You would think that if a promotion has one of the most talented and dominant fighters on the planet, it would create an environment for that person to thrive. However, with the UFC and its women’s featherweight champion, that doesn’t seem to be the case.
Cristiane “Cyborg” Justino managed to find herself an opponent at UFC 219 on Saturday, Dec. 30, when she faces Holly Holm for the featherweight title. But the fact that Holm is getting yet another title fight – her second inside of one year, actually – shows that the UFC really has no idea what to do with “Cyborg,” and is proving my theory that it signed her because it is just in desperate need of a box office draw. Since the UFC’s biggest star, lightweight champion Conor McGregor, still shows no signs of returning.
What is another example of the UFC’s apparent desperation to lock Cyborg under contract and keep her from going somewhere else?
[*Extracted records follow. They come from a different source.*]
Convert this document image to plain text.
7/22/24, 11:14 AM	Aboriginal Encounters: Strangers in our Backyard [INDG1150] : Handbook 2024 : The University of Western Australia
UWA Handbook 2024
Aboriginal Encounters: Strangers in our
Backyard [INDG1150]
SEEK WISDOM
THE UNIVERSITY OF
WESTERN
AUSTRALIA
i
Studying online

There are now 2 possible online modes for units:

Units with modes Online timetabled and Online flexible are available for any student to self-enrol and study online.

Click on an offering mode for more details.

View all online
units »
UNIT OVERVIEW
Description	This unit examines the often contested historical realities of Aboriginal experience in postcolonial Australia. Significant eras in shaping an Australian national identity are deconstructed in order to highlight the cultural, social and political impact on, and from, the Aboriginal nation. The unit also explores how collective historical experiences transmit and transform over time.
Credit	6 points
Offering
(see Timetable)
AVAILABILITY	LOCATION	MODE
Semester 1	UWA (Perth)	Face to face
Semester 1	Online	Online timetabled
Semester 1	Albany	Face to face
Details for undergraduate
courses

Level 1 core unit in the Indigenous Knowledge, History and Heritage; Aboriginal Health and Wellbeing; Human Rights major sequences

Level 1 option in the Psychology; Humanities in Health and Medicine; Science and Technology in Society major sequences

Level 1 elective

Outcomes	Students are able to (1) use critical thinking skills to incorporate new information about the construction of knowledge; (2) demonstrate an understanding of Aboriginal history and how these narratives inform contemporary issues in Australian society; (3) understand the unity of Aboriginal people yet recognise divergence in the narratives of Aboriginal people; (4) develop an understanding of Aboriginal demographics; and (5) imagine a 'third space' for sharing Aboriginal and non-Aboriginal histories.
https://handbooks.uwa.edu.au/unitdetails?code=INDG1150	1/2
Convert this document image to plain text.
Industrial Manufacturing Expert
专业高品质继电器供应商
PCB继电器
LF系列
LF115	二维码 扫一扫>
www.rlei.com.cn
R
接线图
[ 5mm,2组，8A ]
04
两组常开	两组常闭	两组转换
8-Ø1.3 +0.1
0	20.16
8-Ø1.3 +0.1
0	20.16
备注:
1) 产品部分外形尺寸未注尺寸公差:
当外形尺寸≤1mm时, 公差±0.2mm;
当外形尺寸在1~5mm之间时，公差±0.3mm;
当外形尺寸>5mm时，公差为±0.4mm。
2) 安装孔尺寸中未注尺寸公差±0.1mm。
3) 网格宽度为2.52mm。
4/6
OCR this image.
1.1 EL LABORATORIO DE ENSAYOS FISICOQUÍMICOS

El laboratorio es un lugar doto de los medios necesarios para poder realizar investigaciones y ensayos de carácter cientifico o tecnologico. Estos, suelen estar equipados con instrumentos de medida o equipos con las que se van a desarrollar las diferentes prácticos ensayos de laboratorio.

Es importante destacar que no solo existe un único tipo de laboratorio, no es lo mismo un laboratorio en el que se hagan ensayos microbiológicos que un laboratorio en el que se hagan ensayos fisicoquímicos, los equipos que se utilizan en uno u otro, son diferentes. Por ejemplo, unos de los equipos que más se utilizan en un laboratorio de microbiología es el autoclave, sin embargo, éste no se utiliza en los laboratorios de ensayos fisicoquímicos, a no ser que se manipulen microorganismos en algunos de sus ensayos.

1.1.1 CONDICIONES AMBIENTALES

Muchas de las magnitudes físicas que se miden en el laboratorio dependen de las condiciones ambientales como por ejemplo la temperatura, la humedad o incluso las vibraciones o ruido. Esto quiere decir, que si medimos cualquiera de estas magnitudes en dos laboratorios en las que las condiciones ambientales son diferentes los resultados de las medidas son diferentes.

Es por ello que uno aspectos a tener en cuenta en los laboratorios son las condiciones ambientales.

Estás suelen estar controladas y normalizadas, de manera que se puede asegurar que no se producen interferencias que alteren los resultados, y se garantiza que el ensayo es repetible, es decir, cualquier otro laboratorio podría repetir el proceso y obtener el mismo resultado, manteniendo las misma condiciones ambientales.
The UFC literally has no women’s featherweight division. It just doesn’t exist, period. If you don’t believe me, check the official rankings page on the UFC’s website. What do you see? Well, I can tell you what you don’t see – any other featherweight fighters.
Cyborg is a fighter with a world title, but is also a fighter without a division to rule. So she has to take fights with competitors like Holm, who has not won a mixed martial arts bout at 145 pounds. Her lone featherweight fight was a controversial loss to the original featherweight champion, Germaine De Randamie, at UFC 208 earlier this year.
Why is Holm getting another featherweight title fight, then? It’s a good question. A possible answer is that she was the only fighter willing to step into the Octagon with Cyborg. De Randamie was stripped of the featherweight title after ducking – er, refusing to fight – Cyborg. Former Invicta FC featherweight champion Megan Anderson dropped out of a planned fight with Cyborg at UFC 214 in July because of “personal reasons.” Invicta FC bantamweight champion Tonya Evinger then stepped in to face Cyborg and bravely fought for three rounds before succumbing to Cyborg’s power.
So what has Holm been up to during this time? Winning one fight at bantamweight against Bethe Correia, who probably shouldn’t be on the UFC roster. All of Holm’s victories in the UFC came while fighting at 135 pounds and outside of her victories over Correia and Ronda Rousey, she hasn’t exactly looked very impressive. So of course Holm should receive another featherweight title fight. It makes perfect sense, right?
I’m sure that I’m reading too much into this. As we are all probably aware of by now, the UFC currently has no rhyme or reason for handing out title fights. It simply appears that UFC President Dana White gives title fights to the first person who asks for one. If Holm is the only fighter willing to face Cyborg, then Holm is to be commended for that. Fighters should always want to test themselves against the best.
But the question I posed in the title of this writing remains; what happens next with Cyborg? What if she defeats Holm (which I believe she will)? Who does she face next? The options are borderline nonexistent. If Anderson has worked through whatever personal issues she was facing, perhaps she could finally make her UFC debut against Cyborg. But Anderson hasn’t fought in almost a year and only has 10 professional fights. There is little reason to believe Anderson would be anything other than another quick notch on Cyborg’s belt.
The only other option I can think of is that UFC bantamweight champion Amanda Nunes moves up to 145 pounds for a fight with Cyborg. I think now would be the perfect time for that fight, assuming Cyborg is victorious at UFC 219. The talent pool in the women’s bantamweight division is extremely shallow, to say the least. But at least it’s not barren, like the nonexistent division Cyborg finds herself lording over.
Perhaps the best option for the UFC right now is that Holm pulls off another upset on Saturday. That way, the UFC can kick the can down the road for a little while longer and just book a rematch between Holm and Cyborg, which Holm said she would be open to doing. Then if Cyborg regains her title, a rubber match with Holm can be booked and the UFC could perhaps have up to another year to figure out what to do with Cyborg and her empty division.